Cybersecurity researchers have discovered a significant shift in tactics by Chinese-linked cyberespionage groups. They now increasingly employ ransomware as an endgame in their operations. This new strategy not only focuses on financial gain but also complicates the attribution of cyberattacks and adds layers of strategic ambiguity. According to SentinelLabs and Recorded Future, such techniques have been recently observed in incidents targeting high-profile institutions, including the Brazilian presidency and the All India Institute of Medical Sciences (AIIMS).
Ransomware as a Cover for Espionage
State-sponsored hackers have traditionally avoided ransomware, but the trend is changing. The recent report points out that ChamelGang, a suspected Chinese-linked group, was behind ransomware attacks previously thought to be financially motivated. This strategy enables these groups to mask espionage activities, presenting them instead as ordinary cybercrime incidents.
Strategic Implications and Misattribution
Misidentifying cyberespionage as simple ransomware attacks can have severe strategic consequences. Government and critical infrastructure targets are particularly vulnerable. The perceived financial motivation diverts attention from the real aim, which is often data or intelligence theft. This diversion aids attackers by complicating the task of linking the attacks to state-sponsored actors.
Destructive Potential of Ransomware
Ransomware locks files and demands a ransom for their release, but sometimes attackers don’t decrypt the data, leading to destructive outcomes. This tactic plays into the hands of cyberespionage groups, who can destroy evidence of their intrusion. The focus on restoring systems and data often leaves the real perpetrators unexposed.
The AIIMS attack in November 2022 was described as “cyber terrorism” by Delhi police, suspected to be the work of Chinese hackers. Government officials hinted at the possibility of a “hostile cross-border attack,” although attribution remains a complex issue. China’s representative in Washington, D.C., reiterated China’s opposition to all forms of cyberattacks, highlighting the difficulties in pinpointing attack sources due to the anonymous nature of cyberspace.
U.S. officials continue to warn about China’s aggressive cyber capabilities, with incidents like Volt Typhoon aiming to influence U.S. policy decisions. While the use of ransomware in state-aligned operations isn’t new, the current trend underscores its evolving role as a smokescreen for more nefarious activities.

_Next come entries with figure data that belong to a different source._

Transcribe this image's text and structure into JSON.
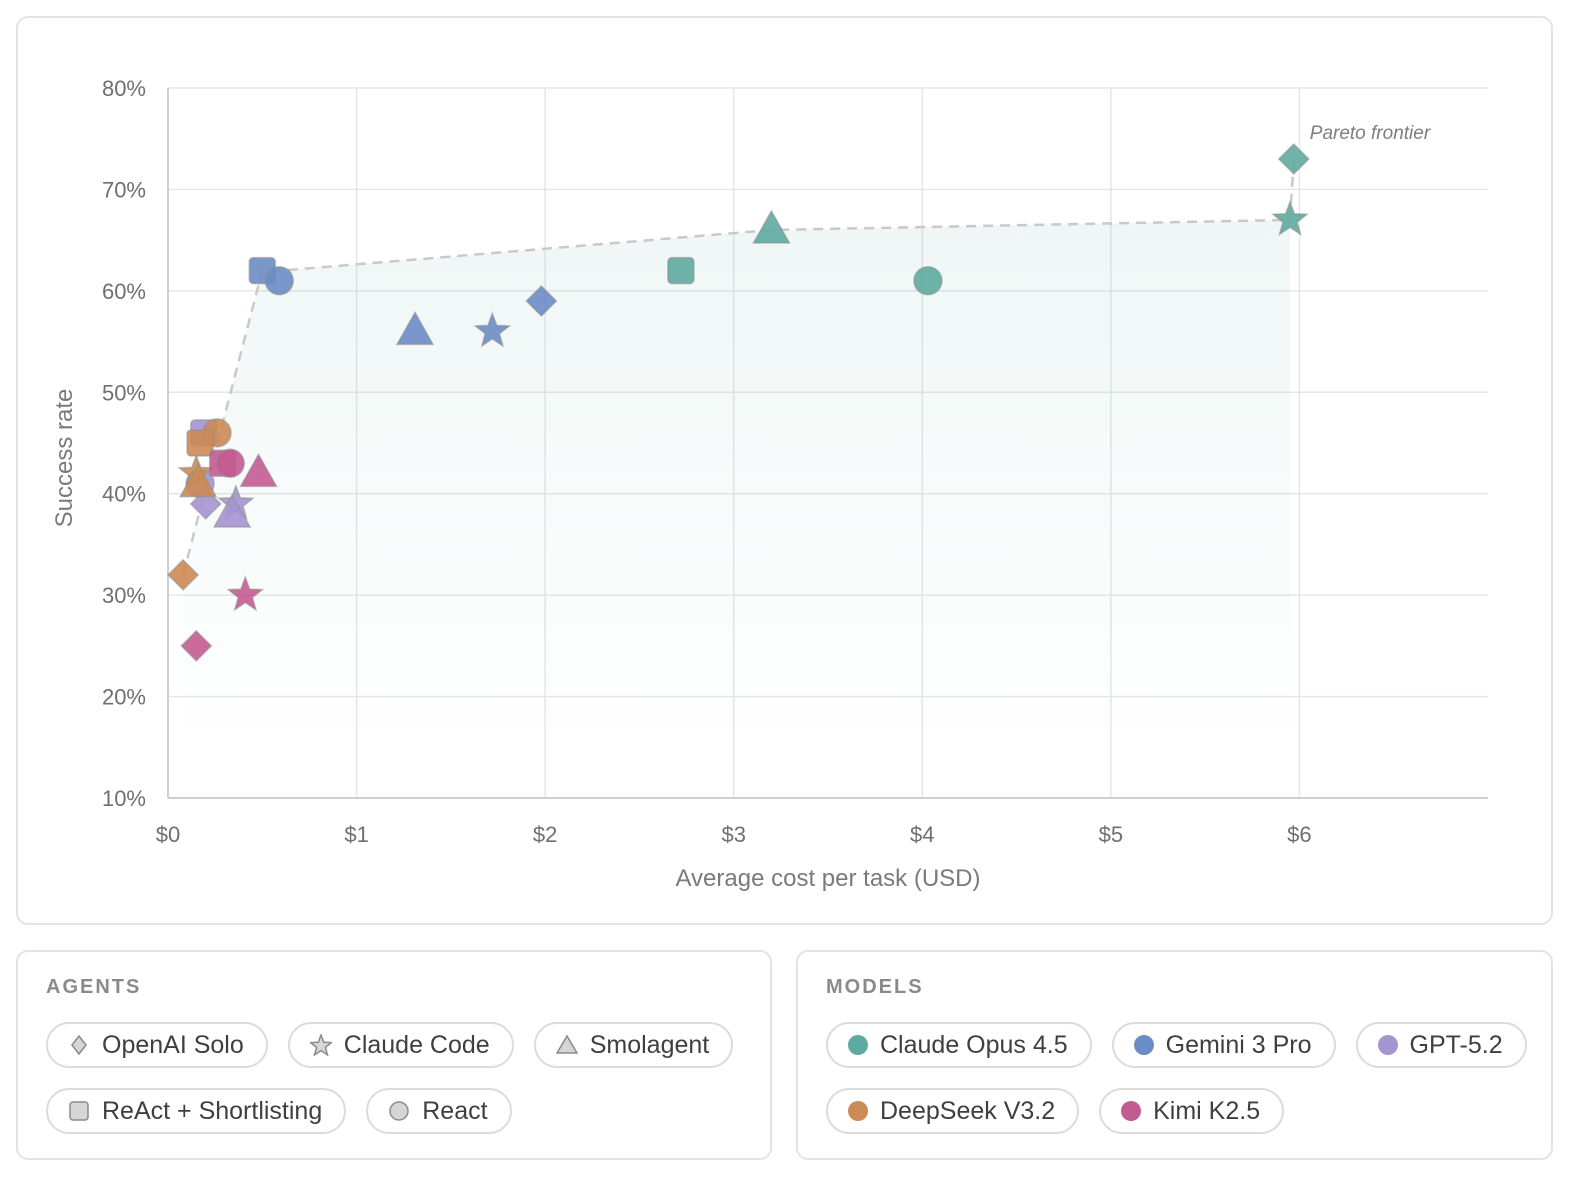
{
  "chart_data": {
    "type": "scatter",
    "xlabel": "Average cost per task (USD)",
    "ylabel": "Success rate",
    "xlim": [
      0,
      7
    ],
    "ylim": [
      10,
      80
    ],
    "x_ticks": [
      0,
      1,
      2,
      3,
      4,
      5,
      6
    ],
    "x_tick_labels": [
      "$0",
      "$1",
      "$2",
      "$3",
      "$4",
      "$5",
      "$6"
    ],
    "y_ticks": [
      10,
      20,
      30,
      40,
      50,
      60,
      70,
      80
    ],
    "y_tick_labels": [
      "10%",
      "20%",
      "30%",
      "40%",
      "50%",
      "60%",
      "70%",
      "80%"
    ],
    "grid": true,
    "frontier_label": "Pareto frontier",
    "frontier": [
      [
        0.08,
        32
      ],
      [
        0.5,
        62
      ],
      [
        0.6,
        62
      ],
      [
        3.2,
        66
      ],
      [
        5.95,
        67
      ],
      [
        5.97,
        73
      ]
    ],
    "model_colors": {
      "Claude Opus 4.5": "#5eaaa0",
      "Gemini 3 Pro": "#6b8cc4",
      "GPT-5.2": "#a495d0",
      "DeepSeek V3.2": "#cc8a55",
      "Kimi K2.5": "#c45a92"
    },
    "points": [
      {
        "agent": "OpenAI Solo",
        "model": "Claude Opus 4.5",
        "x": 5.97,
        "y": 73
      },
      {
        "agent": "Claude Code",
        "model": "Claude Opus 4.5",
        "x": 5.95,
        "y": 67
      },
      {
        "agent": "Smolagent",
        "model": "Claude Opus 4.5",
        "x": 3.2,
        "y": 66
      },
      {
        "agent": "ReAct + Shortlisting",
        "model": "Claude Opus 4.5",
        "x": 2.72,
        "y": 62
      },
      {
        "agent": "React",
        "model": "Claude Opus 4.5",
        "x": 4.03,
        "y": 61
      },
      {
        "agent": "ReAct + Shortlisting",
        "model": "Gemini 3 Pro",
        "x": 0.5,
        "y": 62
      },
      {
        "agent": "React",
        "model": "Gemini 3 Pro",
        "x": 0.59,
        "y": 61
      },
      {
        "agent": "OpenAI Solo",
        "model": "Gemini 3 Pro",
        "x": 1.98,
        "y": 59
      },
      {
        "agent": "Smolagent",
        "model": "Gemini 3 Pro",
        "x": 1.31,
        "y": 56
      },
      {
        "agent": "Claude Code",
        "model": "Gemini 3 Pro",
        "x": 1.72,
        "y": 56
      },
      {
        "agent": "ReAct + Shortlisting",
        "model": "GPT-5.2",
        "x": 0.19,
        "y": 46
      },
      {
        "agent": "React",
        "model": "GPT-5.2",
        "x": 0.17,
        "y": 41
      },
      {
        "agent": "OpenAI Solo",
        "model": "GPT-5.2",
        "x": 0.2,
        "y": 39
      },
      {
        "agent": "Claude Code",
        "model": "GPT-5.2",
        "x": 0.36,
        "y": 39
      },
      {
        "agent": "Smolagent",
        "model": "GPT-5.2",
        "x": 0.34,
        "y": 38
      },
      {
        "agent": "OpenAI Solo",
        "model": "DeepSeek V3.2",
        "x": 0.08,
        "y": 32
      },
      {
        "agent": "Claude Code",
        "model": "DeepSeek V3.2",
        "x": 0.15,
        "y": 42
      },
      {
        "agent": "Smolagent",
        "model": "DeepSeek V3.2",
        "x": 0.16,
        "y": 41
      },
      {
        "agent": "React",
        "model": "DeepSeek V3.2",
        "x": 0.26,
        "y": 46
      },
      {
        "agent": "ReAct + Shortlisting",
        "model": "DeepSeek V3.2",
        "x": 0.17,
        "y": 45
      },
      {
        "agent": "ReAct + Shortlisting",
        "model": "Kimi K2.5",
        "x": 0.29,
        "y": 43
      },
      {
        "agent": "React",
        "model": "Kimi K2.5",
        "x": 0.33,
        "y": 43
      },
      {
        "agent": "Smolagent",
        "model": "Kimi K2.5",
        "x": 0.48,
        "y": 42
      },
      {
        "agent": "Claude Code",
        "model": "Kimi K2.5",
        "x": 0.41,
        "y": 30
      },
      {
        "agent": "OpenAI Solo",
        "model": "Kimi K2.5",
        "x": 0.15,
        "y": 25
      }
    ]
  },
  "legend": {
    "agents_title": "AGENTS",
    "agents": [
      {
        "label": "OpenAI Solo",
        "icon": "diamond-icon"
      },
      {
        "label": "Claude Code",
        "icon": "star-icon"
      },
      {
        "label": "Smolagent",
        "icon": "triangle-icon"
      },
      {
        "label": "ReAct + Shortlisting",
        "icon": "square-icon"
      },
      {
        "label": "React",
        "icon": "circle-icon"
      }
    ],
    "models_title": "MODELS",
    "models": [
      {
        "label": "Claude Opus 4.5",
        "color": "#5eaaa0"
      },
      {
        "label": "Gemini 3 Pro",
        "color": "#6b8cc4"
      },
      {
        "label": "GPT-5.2",
        "color": "#a495d0"
      },
      {
        "label": "DeepSeek V3.2",
        "color": "#cc8a55"
      },
      {
        "label": "Kimi K2.5",
        "color": "#c45a92"
      }
    ]
  }
}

Researchers have previously linked Chinese groups like APT41 to dual-purpose operations involving espionage and financially motivated cybercrime. Similar activities were documented by Secureworks and Microsoft, highlighting the complexity of these operations. Additionally, Russian military intelligence has utilized ransomware during its conflict with Ukraine, further demonstrating the multifaceted use of such tools.
Ben Carr from Halcyon emphasizes that ransomware serves multiple goals, including intelligence gathering and strategic deception. The evolving landscape of cyberespionage reflects increasingly sophisticated tactics designed to confuse and mislead investigators.
Recent analysis also identified another cluster of cyberespionage using off-the-shelf tools targeting manufacturers and various sectors in the Americas and Europe. While the perpetrators of these attacks remain unclear, there are overlaps with activities linked to Chinese and North Korean actors.
The use of ransomware by state-linked cyber groups is a growing concern. It illustrates the blending of traditional cyberespionage with financially motivated cybercrime, complicating attribution and response efforts. By deploying ransomware, these groups achieve multiple objectives – financial gain, strategic misdirection, and the destruction of incriminating evidence.